Weekender

State College native wraps up solo album

State College native Jack Williams recently moved to New York City to work on his music career.
State College native Jack Williams recently moved to New York City to work on his music career. Photo provided

As I’ve written before, Centre County has its share of musicians who have skipped town to — simply — go for it. Olivia Jones just left for Nashville, Jason McIntyre has made leaving town a lifestyle and a slew of other local folks have done the same.

This isn’t to say you can’t make an impact with Centre County as your home base.
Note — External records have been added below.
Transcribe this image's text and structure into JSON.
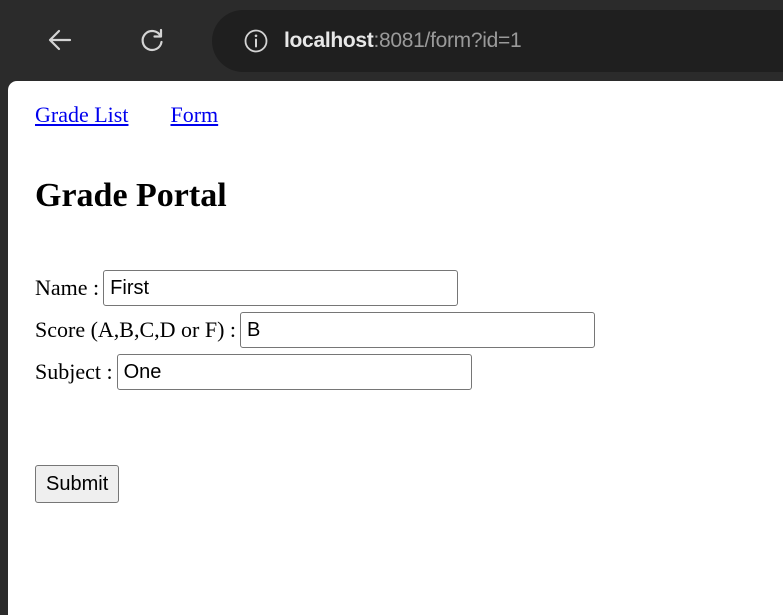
{
  "browser": {
    "url_host": "localhost",
    "url_rest": ":8081/form?id=1",
    "icons": {
      "back": "back-arrow-icon",
      "reload": "reload-icon",
      "info": "info-icon"
    }
  },
  "nav": {
    "links": [
      "Grade List",
      "Form"
    ]
  },
  "page": {
    "title": "Grade Portal"
  },
  "form": {
    "name_label": "Name :",
    "name_value": "First",
    "score_label": "Score (A,B,C,D or F) :",
    "score_value": "B",
    "subject_label": "Subject :",
    "subject_value": "One",
    "submit_label": "Submit"
  },
  "colors": {
    "toolbar_bg": "#2b2b2b",
    "omnibox_bg": "#1f1f1f",
    "link": "#0000ee"
  }
}
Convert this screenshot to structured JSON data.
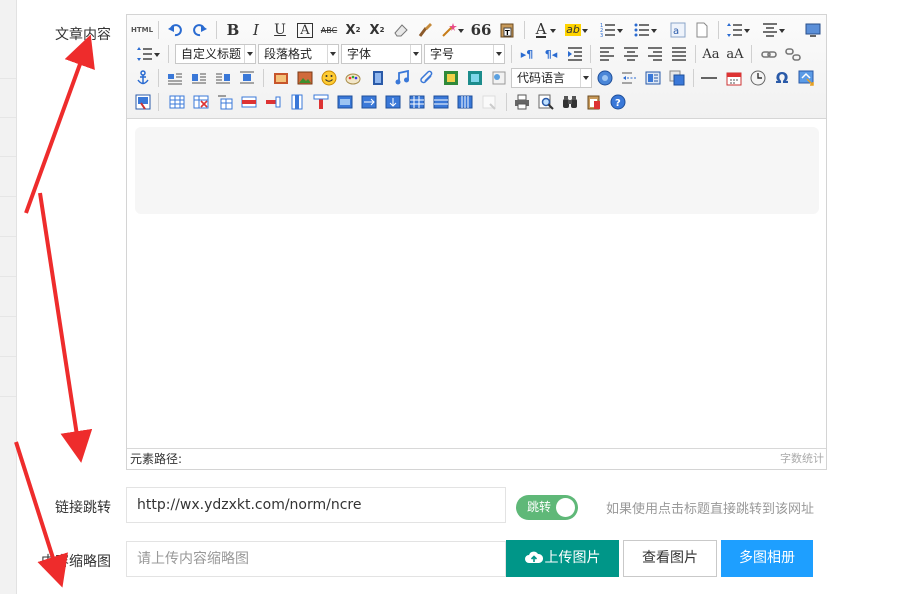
{
  "labels": {
    "article_content": "文章内容",
    "jump_link": "链接跳转",
    "thumbnail": "内容缩略图"
  },
  "editor": {
    "toolbar": {
      "html_label": "HTML",
      "bold": "B",
      "italic": "I",
      "underline": "U",
      "font_border": "A",
      "strikethrough": "ABC",
      "superscript": "X",
      "subscript": "X",
      "quote": "66",
      "font_color": "A",
      "highlight": "ab",
      "custom_title": "自定义标题",
      "paragraph_format": "段落格式",
      "font_family": "字体",
      "font_size": "字号",
      "code_language": "代码语言",
      "special_char": "Ω",
      "help": "?"
    },
    "element_path": "元素路径:",
    "word_count": "字数统计"
  },
  "jump": {
    "url_value": "http://wx.ydzxkt.com/norm/ncre",
    "toggle_label": "跳转",
    "hint": "如果使用点击标题直接跳转到该网址"
  },
  "thumbnail": {
    "placeholder": "请上传内容缩略图",
    "upload_button": "上传图片",
    "view_button": "查看图片",
    "album_button": "多图相册"
  },
  "colors": {
    "toggle_on": "#5fb878",
    "upload_button": "#009688",
    "album_button": "#1e9fff",
    "annotation_arrow": "#ee2c2c"
  }
}
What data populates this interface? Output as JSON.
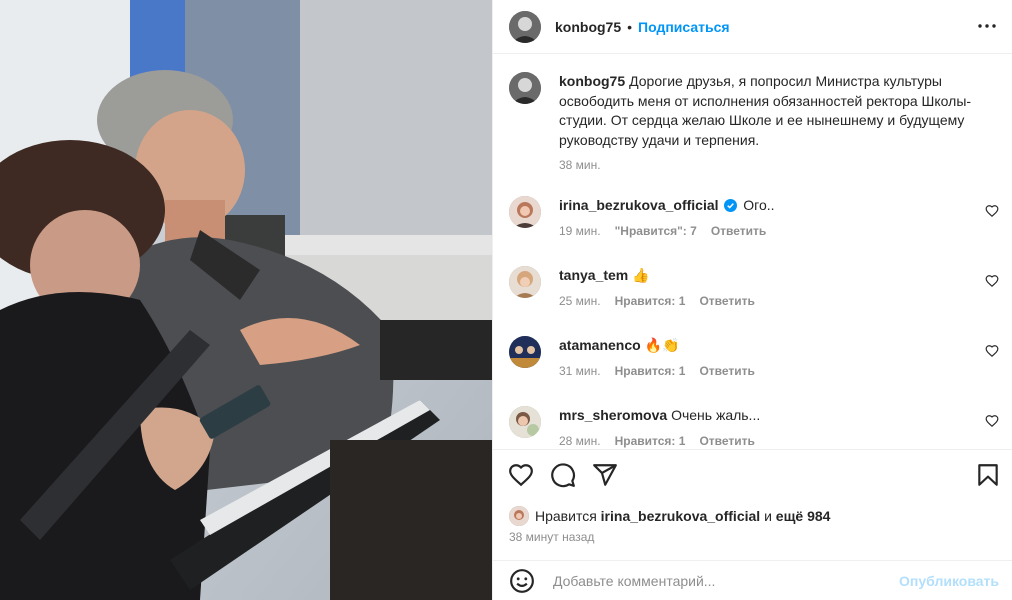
{
  "post": {
    "author": "konbog75",
    "separator": "•",
    "follow_label": "Подписаться",
    "caption": "Дорогие друзья, я попросил Министра культуры освободить меня от исполнения обязанностей ректора Школы-студии. От сердца желаю Школе и ее нынешнему и будущему руководству удачи и терпения.",
    "caption_time": "38 мин."
  },
  "comments": [
    {
      "user": "irina_bezrukova_official",
      "verified": true,
      "text": "Ого..",
      "time": "19 мин.",
      "likes": "\"Нравится\": 7",
      "reply": "Ответить"
    },
    {
      "user": "tanya_tem",
      "text": "👍",
      "time": "25 мин.",
      "likes": "Нравится: 1",
      "reply": "Ответить"
    },
    {
      "user": "atamanenco",
      "text": "🔥👏",
      "time": "31 мин.",
      "likes": "Нравится: 1",
      "reply": "Ответить"
    },
    {
      "user": "mrs_sheromova",
      "text": "Очень жаль...",
      "time": "28 мин.",
      "likes": "Нравится: 1",
      "reply": "Ответить"
    }
  ],
  "likes": {
    "prefix": "Нравится",
    "user": "irina_bezrukova_official",
    "and": "и",
    "more": "ещё 984"
  },
  "posted_ago": "38 минут назад",
  "comment_box": {
    "placeholder": "Добавьте комментарий...",
    "publish_label": "Опубликовать"
  },
  "icons": [
    "more-icon",
    "heart-icon",
    "comment-icon",
    "share-icon",
    "bookmark-icon",
    "emoji-icon",
    "verified-icon"
  ],
  "colors": {
    "accent": "#0095f6",
    "publish_disabled": "#b2dffc",
    "muted": "#8e8e8e",
    "text": "#262626"
  }
}
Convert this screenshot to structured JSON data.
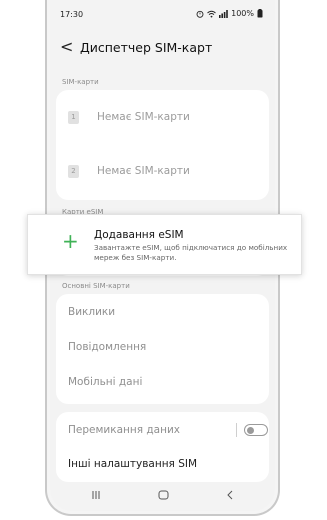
{
  "status_bar": {
    "time": "17:30",
    "battery": "100%"
  },
  "header": {
    "back_glyph": "<",
    "title": "Диспетчер SIM-карт"
  },
  "sim_section": {
    "label": "SIM-карти",
    "items": [
      {
        "number": "1",
        "label": "Немає SIM-карти"
      },
      {
        "number": "2",
        "label": "Немає SIM-карти"
      }
    ]
  },
  "esim_section": {
    "label": "Карти eSIM"
  },
  "add_esim": {
    "title": "Додавання eSIM",
    "description": "Завантажте eSIM, щоб підключатися до мобільних мереж без SIM-карти."
  },
  "primary_section": {
    "label": "Основні SIM-карти",
    "items": [
      "Виклики",
      "Повідомлення",
      "Мобільні дані"
    ]
  },
  "data_switching": {
    "label": "Перемикання даних",
    "enabled": false
  },
  "more_settings": {
    "label": "Інші налаштування SIM"
  },
  "colors": {
    "accent": "#3fb256",
    "background": "#f3f3f3"
  },
  "icons": [
    "back-icon",
    "sim-1-icon",
    "sim-2-icon",
    "plus-icon",
    "recents-icon",
    "home-icon",
    "back-nav-icon"
  ]
}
The Marah brothers live in Milheim, Mark Ross has played with the likes of B.B. King, Pure Cane Sugar plays here there and everywhere and Eric Ian Farmer is making a living playing and singing his heart out up to four days a week. But, for those who have chosen to leave town for a bigger pond, the journey is a bit different.

“Right now and for the past seven to eight months, I’ve been working on my first solo album, ‘Sunset Park,’ ” said State College native Jack Williams, who recently moved to New York City to manifest his music career. “No features, no samples, all original work. ‘Sunset Park’ is done for the most part and will be released on most streaming services within the next few weeks. Other than that, I’m working on more music with Cecil Blutcher, who I’ve been working with for a year and a half.”

Williams is an all-original musical artist who has youth, brilliance and vision, and he’s taken that with him to New York. His approach to his craft is to go big, in whatever direction that may be. If a song is sad, it’s as sad as hell. If it rocks, it rocks hard. There’s no gray area, no middle ground, no pulling punches.

“I like to make music that is dramatic sounding,” Williams said, “either sad or energetic but then take the music and add my voice to it. ... When I started producing I made dance music, so creating vocals is a whole new art to me. I try to find a way to create the most vivid images through music with my production and lyrics on top of it.”

Williams has an array of musical influences, and, as a testament to his art, they change over time, depending on what he is currently creating or pursuing.

“When it comes to production, I’d say in the past two to three years I’ve looked up to Travis Scott the most,” Williams said. “It’s hard for me to come across songs by anyone that sound better than anything off his album ‘Rodeo.’ On ‘Sunset Park,’ I definitely looked up to Johnny Cash, Drake, The Weeknd, Kings of Leon and Nav when it comes to melodies and overall vocals.”

Getting to New York came via a traditional path of higher education and quickly developed into a passion and a love for the epicenter of modern culture.

“I started playing drums from a really young age, so they are always my first love,” Williams said. “Eventually I started playing cello and playing with GarageBand. About two years ago I went to a program at NYU for music technology and during my time there, fell in love with the city. So eventually I made the move to Brooklyn and started work on what is now ‘Sunset Park.’ ”

Regardless of what he’s getting into, Williams opens his heart to his music.

“It’s nerve-wracking beforehand and for about five minutes when I start every time,” Williams said, “but once I get into my zone it’s one of the best feelings ever. Being able to share who I am on a level like that with complete strangers is a crazy thing but it’s one of the best things.”